Il est même parfois dit que les Juifs européens ou américains ne formèrent diaspora que durant les périodes où ils montrèrent un attachement à la Russie, le pays de provenance de nombre d’entre eux, soit principalement durant la Révolution bolchevique. Selon cette affirmation, les Tibétains vivant en Inde et en Occident et les Palestiniens dispersés dans les mondes arabe et occidental constituent des diasporas mais non les Tsiganes faute d'État et de territoire historiques attestés [Bruneau, 1995, p. 12]. Pourtant, si les Tsiganes n'ont pas construit de discours sur un centre d'origine, ils furent déportés d'un territoire d'implantation, la vallée de l'Indus, vers la Basse Mésopotamie, puis chassés vers l'Anatolie et les Balkans et au 16ème siècle certains déportés par les puissances coloniales vers les colonies américaines [Thernstrom, Orlov et Handlin, 1980, p. 441].
La mémoire d’un malheur est souvent présentée comme un trait fondateur d’une diaspora car la dispersion de populations juive, arménienne et chinoise releva d'évènements menaçant la vie des personnes : expulsions de Babylone, pogroms en Russie au 19ème siècle, Holocauste; déportation et génocide des Arméniens; déstructuration économique et sociale des provinces du Guangdong et du Fujian à la fin du 19ème siècle, guerres civiles et régime communiste dans le cas des Chinois. La mémoire diasporique n’est pas seulement celle d'un malheur passé mais celle d’une expérience partagée de mise à l’écart et d’assignation à la marge, à la différence, voire à l’anormalité et l'inhumanité.
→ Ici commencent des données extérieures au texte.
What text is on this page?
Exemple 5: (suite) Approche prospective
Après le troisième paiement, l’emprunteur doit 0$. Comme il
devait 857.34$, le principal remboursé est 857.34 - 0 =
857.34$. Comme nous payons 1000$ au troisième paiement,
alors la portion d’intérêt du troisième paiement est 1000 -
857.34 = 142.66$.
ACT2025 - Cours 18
En ces temps de louanges de la mobilité et de l'hybridation par des milieux universitaires et intellectuels, la marge est embellie de sa distance à un centre, un État, une norme majoritaire. Mais les majorités culturelles demeurent et la marge véhicule toujours un danger potentiel. La forme diasporique est une forme d'organisation communautaire qui assure d'une existence sociale au-delà de la permanence de la menace de dispersion, d'expulsion, de déni. Corollairement une diaspora ne peut subsister qu'à deux conditions :
- que demeure la potentialité d'une menace sous forme d'attaque physique, de non reconnaissance sociale et de discriminations, les mémoires ne perdurant que si elles servent une action présente ;
- que des fractions des populations dispersées veuillent perpétuer cette résistance au déni et disposent des ressources culturelles et économiques pour le faire. Ces deux conditions, potentialité de la menace et volonté et capacité d'y faire face sont sources de controverses comme en attestent les présents débats en Europe sur un éventuel nouvel antisémitisme arabe, le refus de personnes d'origine juive de voir diaspora juive et malheur sans cesse associés, l’idée de la Seconde Intifada comme risque mortel pesant sur Israël ou encore le nombre de Nord Américains d'ascendance juive, arménienne, africaine ou chinoise refusant de se dire Juifs, Arméniens, Africains ou Chinois de la diaspora et s’affirmant citoyens américains ou membres de groupes ethniques américains.